Yesterday at Red Hat Summit, Red Hat announced a partnership with AWS through which some of the AWS services will be available for apps deployed on OpenShift, running on both AWS and On-Premises.
What does it mean?
To the end customers, it gives them single throat to choke. They don’t have to alternate between OpenShift support and AWS support while trying to figure out why their application is not working properly. This is a significant advantage, especially for enterprise customers. Other than this, there is not much of a difference compared to procuring the AWS services outside of OpenShift.
How does it help Red Hat?
For Red Hat, it adds credibility to their OpenShift public cloud offering as well as OpenShift Container Platform deployed on AWS. It gives confidence to customers that OpenShift is a credible platform on the public cloud.

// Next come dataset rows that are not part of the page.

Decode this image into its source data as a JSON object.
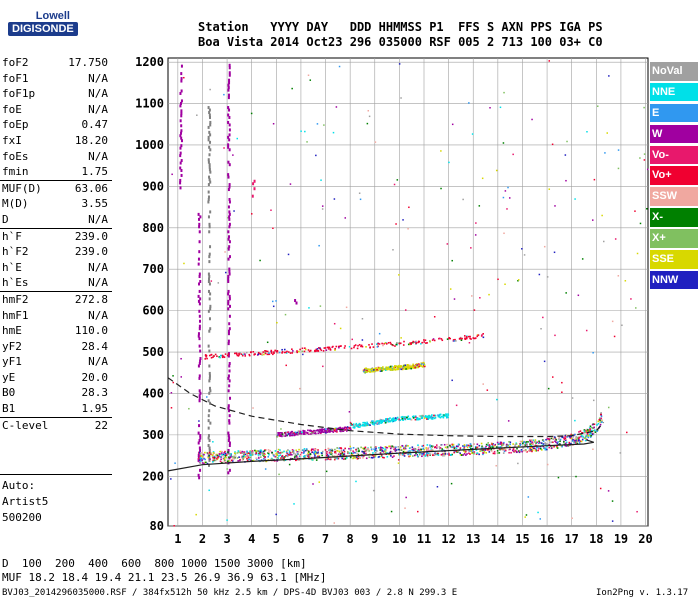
{
  "logo": {
    "top": "Lowell",
    "bottom": "DIGISONDE"
  },
  "header": {
    "line1": "Station   YYYY DAY   DDD HHMMSS P1  FFS S AXN PPS IGA PS",
    "line2": "Boa Vista 2014 Oct23 296 035000 RSF 005 2 713 100 03+ C0"
  },
  "params_groups": [
    [
      [
        "foF2",
        "17.750"
      ],
      [
        "foF1",
        "N/A"
      ],
      [
        "foF1p",
        "N/A"
      ],
      [
        "foE",
        "N/A"
      ],
      [
        "foEp",
        "0.47"
      ],
      [
        "fxI",
        "18.20"
      ],
      [
        "foEs",
        "N/A"
      ],
      [
        "fmin",
        "1.75"
      ]
    ],
    [
      [
        "MUF(D)",
        "63.06"
      ],
      [
        "M(D)",
        "3.55"
      ],
      [
        "D",
        "N/A"
      ]
    ],
    [
      [
        "h`F",
        "239.0"
      ],
      [
        "h`F2",
        "239.0"
      ],
      [
        "h`E",
        "N/A"
      ],
      [
        "h`Es",
        "N/A"
      ]
    ],
    [
      [
        "hmF2",
        "272.8"
      ],
      [
        "hmF1",
        "N/A"
      ],
      [
        "hmE",
        "110.0"
      ],
      [
        "yF2",
        "28.4"
      ],
      [
        "yF1",
        "N/A"
      ],
      [
        "yE",
        "20.0"
      ],
      [
        "B0",
        "28.3"
      ],
      [
        "B1",
        "1.95"
      ]
    ],
    [
      [
        "C-level",
        "22"
      ]
    ]
  ],
  "auto": [
    "Auto:",
    "Artist5",
    "500200"
  ],
  "legend": [
    {
      "label": "NoVal",
      "color": "#a0a0a0"
    },
    {
      "label": "NNE",
      "color": "#00e0e8"
    },
    {
      "label": "E",
      "color": "#3098f0"
    },
    {
      "label": "W",
      "color": "#a000a0"
    },
    {
      "label": "Vo-",
      "color": "#e8186c"
    },
    {
      "label": "Vo+",
      "color": "#f00030"
    },
    {
      "label": "SSW",
      "color": "#f0a8a0"
    },
    {
      "label": "X-",
      "color": "#008000"
    },
    {
      "label": "X+",
      "color": "#80c060"
    },
    {
      "label": "SSE",
      "color": "#d8d800"
    },
    {
      "label": "NNW",
      "color": "#2020c0"
    }
  ],
  "chart_data": {
    "type": "scatter",
    "title": "",
    "xlabel": "",
    "ylabel": "",
    "xlim": [
      0.6,
      20.1
    ],
    "ylim": [
      80,
      1210
    ],
    "x_ticks": [
      1,
      2,
      3,
      4,
      5,
      6,
      7,
      8,
      9,
      10,
      11,
      12,
      13,
      14,
      15,
      16,
      17,
      18,
      19,
      20
    ],
    "y_ticks": [
      80,
      200,
      300,
      400,
      500,
      600,
      700,
      800,
      900,
      1000,
      1100,
      1200
    ],
    "grid": true,
    "traces": [
      {
        "name": "F2 trace O",
        "color": "#e8186c",
        "points": [
          [
            1.8,
            240
          ],
          [
            3,
            243
          ],
          [
            5,
            247
          ],
          [
            7,
            250
          ],
          [
            9,
            254
          ],
          [
            11,
            258
          ],
          [
            13,
            262
          ],
          [
            15,
            268
          ],
          [
            16,
            274
          ],
          [
            17,
            285
          ],
          [
            17.6,
            298
          ],
          [
            18.0,
            318
          ],
          [
            18.2,
            340
          ]
        ]
      },
      {
        "name": "2F trace",
        "color": "#f00030",
        "points": [
          [
            2,
            488
          ],
          [
            4,
            496
          ],
          [
            6,
            504
          ],
          [
            8,
            512
          ],
          [
            10,
            520
          ],
          [
            12,
            530
          ],
          [
            13.5,
            540
          ]
        ]
      },
      {
        "name": "NNE trace",
        "color": "#00e0e8",
        "points": [
          [
            8,
            320
          ],
          [
            9,
            330
          ],
          [
            10,
            340
          ],
          [
            11,
            342
          ],
          [
            12,
            346
          ]
        ]
      },
      {
        "name": "SSE trace",
        "color": "#d8d800",
        "points": [
          [
            8.5,
            455
          ],
          [
            9.5,
            460
          ],
          [
            10.5,
            465
          ],
          [
            11,
            470
          ]
        ]
      },
      {
        "name": "W trace",
        "color": "#a000a0",
        "points": [
          [
            5,
            300
          ],
          [
            6,
            305
          ],
          [
            7,
            310
          ],
          [
            8,
            315
          ]
        ]
      }
    ],
    "profile_solid": [
      [
        0.6,
        213
      ],
      [
        2,
        228
      ],
      [
        4,
        236
      ],
      [
        6,
        242
      ],
      [
        8,
        249
      ],
      [
        10,
        256
      ],
      [
        12,
        262
      ],
      [
        14,
        268
      ],
      [
        16,
        274
      ],
      [
        17.5,
        278
      ],
      [
        17.9,
        282
      ],
      [
        17.6,
        288
      ]
    ],
    "profile_dashed": [
      [
        0.6,
        438
      ],
      [
        1.5,
        400
      ],
      [
        2.5,
        370
      ],
      [
        4,
        345
      ],
      [
        6,
        325
      ],
      [
        8,
        310
      ],
      [
        10,
        302
      ],
      [
        12,
        298
      ],
      [
        14,
        296
      ],
      [
        16,
        296
      ],
      [
        17,
        298
      ],
      [
        18,
        310
      ],
      [
        18.3,
        330
      ]
    ]
  },
  "footer": {
    "d_label": "D",
    "d_values": "  100  200  400  600  800 1000 1500 3000 [km]",
    "muf_label": "MUF",
    "muf_values": " 18.2 18.4 19.4 21.1 23.5 26.9 36.9 63.1 [MHz]",
    "bottom_left": "BVJ03_2014296035000.RSF / 384fx512h 50 kHz 2.5 km / DPS-4D BVJ03 003 / 2.8 N 299.3 E",
    "bottom_right": "Ion2Png v. 1.3.17"
  }
}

This helps Red Hat establish legitimacy for their public cloud OpenShift offering as well as making OpenShift container platform a credible player in the multi-cloud world.
How does it help Amazon?
This puts some enterprise credibility into AWS. Though AWS is fast gaining traction among enterprise customers, the enterprise cloud market is still wide open. This helps AWS services gain more enterprise adoption because enterprise data will be inside AWS through the use of data services by OpenShift customers. Remember, one who owns data wins in the cloud market.
Conclusion
In short, this solves a simple but critical enterprise need, i.e. one throat to choke.